Data vênia, o ministro do STF e presidente do TSE, Gilmar Mendes, daria uma péssima "mulher de César", aquela que, além de ser honesta, tinha que parecer honesta.

Não há como engolir em seco o episódio em que viajou a Portugal no avião oficial da presidência, ao lado do golpista Michel Temer, que seguia para as homenagens fúnebres ao ex-primeiro ministro português Mario Soares, para as quais Gilmar não foi convidado.

Ele não tinha nada a fazer em Portugal, do que se conclui que a sua viagem não foi caso de carona e sim uma oportunidade para uma longa conversa a sós com seu companheiro de golpe.

Não há lugar mais seguro e mais conveniente, longe de testemunhas e de grampos do que um avião presidencial. Ou seja: ele acompanhou Temer com o único propósito de lhe informar o andamento do processo que pode resultar na cassação de seu mandato e, possivelmente, o orientou a esse respeito.

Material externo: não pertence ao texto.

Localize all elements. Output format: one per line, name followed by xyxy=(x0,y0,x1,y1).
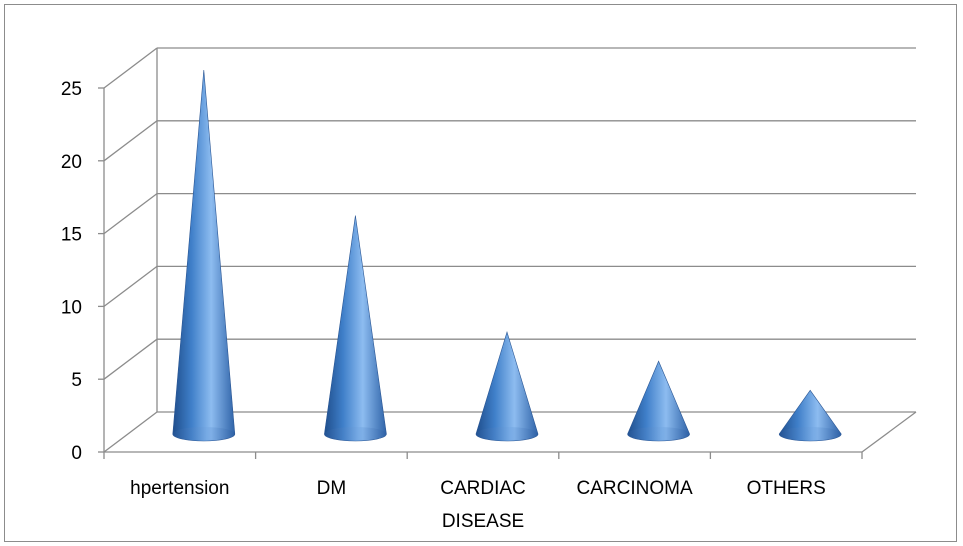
gridline-wall-2 xyxy=(103,265,158,307)
gridline-wall-1 xyxy=(103,338,158,380)
gridline-wall-0 xyxy=(103,411,158,453)
x-category-label-2-line-0: CARDIAC xyxy=(440,478,526,499)
cone-body-0 xyxy=(172,69,236,442)
cone-1 xyxy=(324,215,387,442)
cone-2 xyxy=(475,331,539,442)
cone-base-2 xyxy=(476,427,538,441)
gridline-wall-4 xyxy=(103,120,158,162)
y-tick-label-20: 20 xyxy=(61,152,82,173)
cone-0 xyxy=(172,69,236,442)
gridline-wall-5 xyxy=(103,47,158,89)
cone-base-3 xyxy=(627,427,690,441)
y-tick-label-25: 25 xyxy=(61,79,82,100)
x-category-label-3: CARCINOMA xyxy=(577,478,693,499)
x-category-label-1: DM xyxy=(317,478,347,499)
cone-body-1 xyxy=(324,215,387,442)
y-tick-label-15: 15 xyxy=(61,225,82,246)
floor-right-edge xyxy=(861,411,917,453)
y-tick-label-5: 5 xyxy=(71,370,82,391)
y-axis-tick-labels: 0 5 10 15 20 25 xyxy=(61,79,82,464)
y-tick-label-0: 0 xyxy=(71,443,82,464)
gridlines xyxy=(103,47,916,453)
y-tick-label-10: 10 xyxy=(61,297,82,318)
gridline-wall-3 xyxy=(103,193,158,235)
cone-3 xyxy=(627,360,690,442)
x-axis-category-labels: hpertension DM CARDIAC DISEASE CARCINOMA OTHE… xyxy=(130,478,826,532)
x-category-label-2-line-1: DISEASE xyxy=(442,511,524,532)
cone-body-2 xyxy=(475,331,539,442)
cone-base-0 xyxy=(172,427,235,441)
cone-series xyxy=(172,69,842,442)
cone-base-4 xyxy=(779,427,842,441)
cone-base-1 xyxy=(324,427,387,441)
cone-4 xyxy=(778,389,842,442)
x-category-label-0: hpertension xyxy=(130,478,229,499)
x-category-label-4: OTHERS xyxy=(747,478,826,499)
axes xyxy=(98,48,917,459)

É claro que nem eu nem ninguém sabe o que eles conversaram exatamente, mas somente um idiota acreditaria na versão de que em dez horas de viagem eles não tocaram no assunto mais importante para Temer no momento.

Há de se levar em conta que Gilmar nunca teve postura isenta, que deveria ter como juiz, no episódio que resultou no impeachment de Dilma. A sua interferência no processo foi decisiva, já que foi quem, por meio de uma inédita, absurda e descabida liminar impediu que Dilma nomeasse Lula seu ministro-chefe da Casa Civil. Uma decisão sem precedentes na nossa história republicana.

E uma interferência que rasgou a constituição que ele, como ministro do STF, tinha que ser o primeiro a defender, pois ela determina que os poderes devem ser independentes e impede que um interfira no outro.

Se quiser afastar a ideia de que seu julgamento do processo de impeachment será imparcial, ele tem que pedir carona no avião de Lula numa das viagens pelo Brasil que ele fará este ano.

* Este é um artigo de opinião, de responsabilidade do autor, e não reflete a opinião do Brasil 247.